The Great Write Way, Chapter Two: Twice upon a time...
A place for Buffistas to discuss, beta and otherwise deal and dish on their non-fan fiction projects.
And once I got done sniffling ...
It's not the usual sort of place someone would keep hopes, dreams, and fancies. Some people might write those things down in a book with a pretty picture on the cover, or bound in velvet; a new page for every wish. Still others have hope chests, or boxes; a rainy-day activity, sorting through keepsakes from the past, or icons for future memories.
One fuzzy ear sticking up, the second flopped over one shiny black eye, fangs just peeping over his dapper bow tie. While I sleep, he whispers my hopes and dreams back to me in a voice only I can hear.
CLOVIS!
Sail, that was, quite literally, the only case of a baby having a stroke that I've ever heard of. Never before or since.
To Have and...
When it was over—the sweatyslick movement of skin sliding across skin and a hand or a tongue or was that a shoulder brushing against her body—she was empty and full all at once. His chest pillowed her head; her arm draped his waist. They twined together like satisfaction.
The scent of their bodies combined, a heady musk settling across them, saturating their pores. Later, she would cup her hair to her nose and inhale this moment again. Later, the memory of this would make her smile inconveniently in the middle of a meeting.
Not the sex. The holding.
My contribution.
How the shoebox has survived nearly 25 years I don't know. The letters inside should probably have gone the way of the world long ago. Letters from Joe to my college-aged, naive self. I read them, and I'm her again, and the pain is too real. I'd go back, if I could, and tell her we'd become the kind of woman Joe dreaded, strong and confident. Reading them, though, reminds me that I loved him.

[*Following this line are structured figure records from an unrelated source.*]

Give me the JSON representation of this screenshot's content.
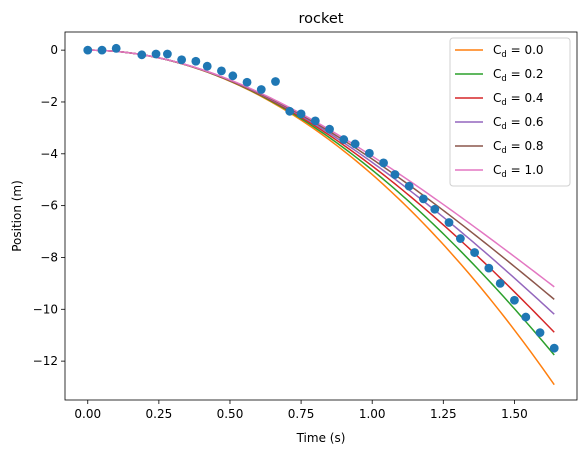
{
  "chart_data": {
    "type": "line",
    "title": "rocket",
    "xlabel": "Time (s)",
    "ylabel": "Position (m)",
    "xlim": [
      -0.08,
      1.72
    ],
    "ylim": [
      -13.5,
      0.7
    ],
    "xticks": [
      0.0,
      0.25,
      0.5,
      0.75,
      1.0,
      1.25,
      1.5
    ],
    "xtick_labels": [
      "0.00",
      "0.25",
      "0.50",
      "0.75",
      "1.00",
      "1.25",
      "1.50"
    ],
    "yticks": [
      0,
      -2,
      -4,
      -6,
      -8,
      -10,
      -12
    ],
    "ytick_labels": [
      "0",
      "−2",
      "−4",
      "−6",
      "−8",
      "−10",
      "−12"
    ],
    "grid": false,
    "legend_position": "top-right",
    "legend_label_prefix": "C",
    "legend_label_sub": "d",
    "x_end": 1.64,
    "series": [
      {
        "name": "0.0",
        "color": "#ff7f0e",
        "g": 9.6,
        "cd": 0.0
      },
      {
        "name": "0.2",
        "color": "#2ca02c",
        "g": 9.6,
        "cd": 0.2
      },
      {
        "name": "0.4",
        "color": "#d62728",
        "g": 9.6,
        "cd": 0.4
      },
      {
        "name": "0.6",
        "color": "#9467bd",
        "g": 9.6,
        "cd": 0.6
      },
      {
        "name": "0.8",
        "color": "#8c564b",
        "g": 9.6,
        "cd": 0.8
      },
      {
        "name": "1.0",
        "color": "#e377c2",
        "g": 9.6,
        "cd": 1.0
      }
    ],
    "scatter": {
      "color": "#1f77b4",
      "x": [
        0.0,
        0.05,
        0.1,
        0.19,
        0.24,
        0.28,
        0.33,
        0.38,
        0.42,
        0.47,
        0.51,
        0.56,
        0.61,
        0.66,
        0.71,
        0.75,
        0.8,
        0.85,
        0.9,
        0.94,
        0.99,
        1.04,
        1.08,
        1.13,
        1.18,
        1.22,
        1.27,
        1.31,
        1.36,
        1.41,
        1.45,
        1.5,
        1.54,
        1.59,
        1.64
      ],
      "y": [
        0.0,
        0.0,
        0.07,
        -0.18,
        -0.15,
        -0.15,
        -0.37,
        -0.43,
        -0.62,
        -0.8,
        -0.99,
        -1.24,
        -1.52,
        -1.21,
        -2.36,
        -2.46,
        -2.73,
        -3.05,
        -3.45,
        -3.62,
        -3.98,
        -4.35,
        -4.8,
        -5.25,
        -5.74,
        -6.14,
        -6.65,
        -7.27,
        -7.81,
        -8.41,
        -9.0,
        -9.65,
        -10.3,
        -10.9,
        -11.5
      ]
    }
  }
}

They've been here too long. I reach for the shredder, pause, then grab the matches.
Souls are freed on flaming pyres, and hers is long past due.
Holy crap. Just went back and read the drabbles on this to date.
Erika, that was amazing. The way you repeated the word hold and cycled the passage of time...wow.
Deb, beautifully hopeful. I love how you used Pandora's box here.
Sail, wow. Painful. Wrenching.
Jilli, I love the description of Clovis! I especially love this line: "One fuzzy ear sticking up, the second flopped over one shiny black eye, fangs just peeping over his dapper bow tie." So very evocative.
Connie, that one nearly broke me. Because I burned every single memento I had of the affair that defined the first half of my life, every photograph, every single anything.
It didn't free anything, alas.
What Kristin said. All very inspired pieces, today, including hers. I'm so glad I finally started reading and posting in this thread. I can't believe I was missing out on such good stuff.
Fortunately, the only thing about Joe that I regret is the sex. He listened to Rush Limbaugh before Rush was fashionable and before my opinions finished coalescing. Still, he had his uses, and he convinced me I could be sexy.
Her lungs tremble with the effort and her nostrils burn as they flare uselessly. It's okay if she gets dizzy, a little. She just has to keep quiet.
Slowly, she squirms further and further away from the edge of the bed until her back is braced against the wall's surface. She can see the light under the crack of the door from this far underneath, but she squeezes her eyes shut against the knowledge and tries not to exhale.
Quiet as mice. Quiet as whispers, feathers, dark. Quiet.
The pull on her wrist is harsh and twisting when it comes.
Holding/Containor Drabble #2
The metal cylinder held fifteen coiled sheets, blueprints curled tightly into themselves like a promise. The purple lines traced bedroom, bathroom, kitchen, stairs, closet, another hallway leading to another bedroom leading to another dream of the future. They were the sound of the backhoe digging out the foundation and the swift movement of the hammer hitting the nail. They were the map to a new home, a new debt, a new set of obligations and recriminations and consequences.
The metal cylinder rests against the wall in the living room still, a reminder of how hard concrete becomes once it’s set.